The word "terrorist" (or "terrorism") is like any other word of the English language, which means that the notion of an "authoritative" definition is a bit sketchy. One finds definitions in dictionaries, and I suppose an authoritative definition is found in an authoritative dictionary. Your desideratum of an authoritative source precludes using Urbandictionary. Since there is no one official dictionary of English, you would have to go for one of the most respected dictionaries: The Oxford English Dictionary, or Merriam Webster's Third New International dictionary. It would in fact be best to provide both, since this could reveal differences in sources (and what they have in common).
Another approach would be to gather together statutory definitions. This is generally in inferior approach, because it does not correctly say how the word "terrorism" is defined, but if you were explaining to an alien lawyer how we statutorily define "terrorism", then of course you want to point to specific statutes. There are enough Anglophone countries that a comparative study could be interesting. It really depends on why you want to "define" terrorism/t.

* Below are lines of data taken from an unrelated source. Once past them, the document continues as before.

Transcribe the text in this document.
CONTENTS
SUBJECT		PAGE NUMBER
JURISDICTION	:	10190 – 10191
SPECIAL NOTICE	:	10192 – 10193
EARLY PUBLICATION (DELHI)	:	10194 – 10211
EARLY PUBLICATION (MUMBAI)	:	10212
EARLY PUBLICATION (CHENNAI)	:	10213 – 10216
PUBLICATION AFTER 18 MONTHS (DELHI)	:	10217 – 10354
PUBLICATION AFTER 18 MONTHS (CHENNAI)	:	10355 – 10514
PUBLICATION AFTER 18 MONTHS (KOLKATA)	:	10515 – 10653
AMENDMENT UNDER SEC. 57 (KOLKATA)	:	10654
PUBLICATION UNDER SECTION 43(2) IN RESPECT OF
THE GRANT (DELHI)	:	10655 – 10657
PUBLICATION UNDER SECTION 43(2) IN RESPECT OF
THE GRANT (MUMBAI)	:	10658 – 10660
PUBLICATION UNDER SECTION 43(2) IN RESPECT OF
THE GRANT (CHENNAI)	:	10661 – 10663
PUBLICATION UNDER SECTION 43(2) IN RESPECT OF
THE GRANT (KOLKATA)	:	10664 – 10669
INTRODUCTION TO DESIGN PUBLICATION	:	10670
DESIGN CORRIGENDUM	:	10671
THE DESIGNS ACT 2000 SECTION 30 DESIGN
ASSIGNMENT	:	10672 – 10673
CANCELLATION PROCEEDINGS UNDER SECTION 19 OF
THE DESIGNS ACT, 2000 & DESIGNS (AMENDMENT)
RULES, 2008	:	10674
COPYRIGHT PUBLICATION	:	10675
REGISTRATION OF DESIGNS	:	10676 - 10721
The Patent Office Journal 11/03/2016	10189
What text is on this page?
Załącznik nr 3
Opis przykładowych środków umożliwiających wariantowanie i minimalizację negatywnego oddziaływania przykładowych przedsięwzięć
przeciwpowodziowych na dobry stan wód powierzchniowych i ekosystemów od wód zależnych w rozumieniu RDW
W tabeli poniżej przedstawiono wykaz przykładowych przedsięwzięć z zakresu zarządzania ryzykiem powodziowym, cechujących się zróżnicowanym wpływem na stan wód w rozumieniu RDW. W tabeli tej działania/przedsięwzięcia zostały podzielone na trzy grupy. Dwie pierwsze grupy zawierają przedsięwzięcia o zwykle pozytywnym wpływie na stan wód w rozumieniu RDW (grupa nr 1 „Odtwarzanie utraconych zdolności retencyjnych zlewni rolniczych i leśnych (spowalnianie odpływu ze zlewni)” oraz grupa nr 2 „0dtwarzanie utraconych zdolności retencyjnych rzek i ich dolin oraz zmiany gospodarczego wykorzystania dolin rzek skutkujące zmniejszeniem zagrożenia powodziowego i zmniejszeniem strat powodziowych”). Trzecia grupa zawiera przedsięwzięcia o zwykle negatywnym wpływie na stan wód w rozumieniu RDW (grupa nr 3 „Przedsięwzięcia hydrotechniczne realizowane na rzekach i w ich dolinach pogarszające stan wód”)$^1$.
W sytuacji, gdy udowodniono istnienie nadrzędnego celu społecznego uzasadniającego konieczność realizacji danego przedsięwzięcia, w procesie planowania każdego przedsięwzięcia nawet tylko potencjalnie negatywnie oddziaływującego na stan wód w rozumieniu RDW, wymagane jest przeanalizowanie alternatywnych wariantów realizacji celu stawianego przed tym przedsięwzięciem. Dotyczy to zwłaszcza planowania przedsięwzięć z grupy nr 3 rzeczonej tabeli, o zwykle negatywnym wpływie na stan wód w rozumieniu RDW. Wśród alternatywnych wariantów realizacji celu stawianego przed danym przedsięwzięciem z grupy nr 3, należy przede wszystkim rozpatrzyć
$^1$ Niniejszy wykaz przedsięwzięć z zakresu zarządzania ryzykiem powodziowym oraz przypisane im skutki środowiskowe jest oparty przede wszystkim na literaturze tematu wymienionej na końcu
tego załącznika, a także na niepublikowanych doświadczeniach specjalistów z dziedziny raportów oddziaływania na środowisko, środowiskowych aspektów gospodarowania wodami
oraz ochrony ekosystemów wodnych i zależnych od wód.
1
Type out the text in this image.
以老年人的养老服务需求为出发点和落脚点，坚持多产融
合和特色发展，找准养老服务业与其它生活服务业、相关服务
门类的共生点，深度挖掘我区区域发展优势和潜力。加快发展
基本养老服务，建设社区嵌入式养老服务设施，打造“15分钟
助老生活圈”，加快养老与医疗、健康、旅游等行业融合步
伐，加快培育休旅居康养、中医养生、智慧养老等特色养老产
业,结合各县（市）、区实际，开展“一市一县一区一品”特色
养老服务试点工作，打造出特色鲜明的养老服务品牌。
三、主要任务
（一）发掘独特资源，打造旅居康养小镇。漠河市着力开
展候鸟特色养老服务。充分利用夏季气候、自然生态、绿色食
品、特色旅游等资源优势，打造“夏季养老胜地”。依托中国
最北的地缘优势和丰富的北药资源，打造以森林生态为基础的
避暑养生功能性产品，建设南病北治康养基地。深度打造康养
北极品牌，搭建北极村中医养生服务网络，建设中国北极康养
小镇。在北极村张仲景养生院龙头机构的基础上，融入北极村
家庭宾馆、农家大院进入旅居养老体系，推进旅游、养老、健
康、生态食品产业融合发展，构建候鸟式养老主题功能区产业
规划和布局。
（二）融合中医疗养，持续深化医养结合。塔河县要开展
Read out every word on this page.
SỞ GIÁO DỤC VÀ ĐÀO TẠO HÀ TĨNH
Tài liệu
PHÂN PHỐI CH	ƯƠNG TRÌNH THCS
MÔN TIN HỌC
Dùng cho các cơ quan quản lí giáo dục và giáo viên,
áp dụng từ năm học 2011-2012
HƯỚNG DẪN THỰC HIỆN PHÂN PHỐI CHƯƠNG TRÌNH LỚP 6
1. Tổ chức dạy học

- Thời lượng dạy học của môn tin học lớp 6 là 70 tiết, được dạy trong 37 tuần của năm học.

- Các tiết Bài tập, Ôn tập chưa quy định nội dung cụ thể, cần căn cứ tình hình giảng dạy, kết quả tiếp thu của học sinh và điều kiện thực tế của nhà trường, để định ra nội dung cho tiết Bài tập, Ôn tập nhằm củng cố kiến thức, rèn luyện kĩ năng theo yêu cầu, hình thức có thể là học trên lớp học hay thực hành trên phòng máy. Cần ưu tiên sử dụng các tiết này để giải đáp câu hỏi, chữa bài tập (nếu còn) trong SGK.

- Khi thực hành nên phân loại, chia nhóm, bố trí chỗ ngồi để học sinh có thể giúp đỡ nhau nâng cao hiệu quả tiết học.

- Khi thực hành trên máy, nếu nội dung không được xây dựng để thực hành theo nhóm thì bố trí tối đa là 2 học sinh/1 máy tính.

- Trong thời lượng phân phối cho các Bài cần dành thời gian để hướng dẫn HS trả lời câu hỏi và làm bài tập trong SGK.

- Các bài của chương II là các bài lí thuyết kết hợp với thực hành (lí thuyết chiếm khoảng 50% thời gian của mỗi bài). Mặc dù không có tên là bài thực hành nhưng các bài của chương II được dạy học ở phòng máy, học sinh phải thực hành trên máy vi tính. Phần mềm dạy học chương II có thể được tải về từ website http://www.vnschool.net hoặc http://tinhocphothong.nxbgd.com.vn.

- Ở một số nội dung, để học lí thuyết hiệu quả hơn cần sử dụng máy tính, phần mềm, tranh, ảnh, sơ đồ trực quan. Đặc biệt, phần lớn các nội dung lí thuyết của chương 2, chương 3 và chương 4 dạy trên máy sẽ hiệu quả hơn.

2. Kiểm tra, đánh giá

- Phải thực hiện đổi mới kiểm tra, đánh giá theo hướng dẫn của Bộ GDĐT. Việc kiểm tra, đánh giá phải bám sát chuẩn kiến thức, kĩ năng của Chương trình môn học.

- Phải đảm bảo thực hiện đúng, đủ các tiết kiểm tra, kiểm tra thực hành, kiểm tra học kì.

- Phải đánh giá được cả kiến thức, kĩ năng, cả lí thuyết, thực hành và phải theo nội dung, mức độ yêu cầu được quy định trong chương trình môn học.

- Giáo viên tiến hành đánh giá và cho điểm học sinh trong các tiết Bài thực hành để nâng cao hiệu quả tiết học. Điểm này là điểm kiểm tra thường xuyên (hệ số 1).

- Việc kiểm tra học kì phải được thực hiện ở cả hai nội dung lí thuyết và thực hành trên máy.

At the US federal level, "international terrorism" is given a definition, applicable to Title 18. A seeming peculiarity is that the act must
occur primarily outside the territorial jurisdiction of the United
States, or transcend national boundaries in terms of the means by
which they are accomplished, the persons they appear intended to
intimidate or coerce, or the locale in which their perpetrators
operate or seek asylum
The reason for this is that, unlike many countries, there are federal and state levels of law-making, and under the US Constitution they are supposed to have distinct subject matters (hence regular robbery is not a federal crime). The aliens would have to understand this feature of US law, in order to understand the otherwise "incorrect" clause in the Title 18 definition. There is a different definition of terrorism under Title 22, pertaining to the obligation of the Sec'y of State to report on terrorism, which is
premeditated, politically motivated violence perpetrated against
noncombatant targets by subnational groups or clandestine agents
and "international terrorism" is "terrorism involving citizens or the territory of more than 1 country". For purposes of the Attorney General, the Code of Federal Regulations semi-defines terrorism by saying that
Terrorism includes the unlawful use of force and violence against
persons or property to intimidate or coerce a government, the civilian
population, or any segment thereof, in furtherance of political or
(Other things could be considered "terrorism", so this is an "at least" definition).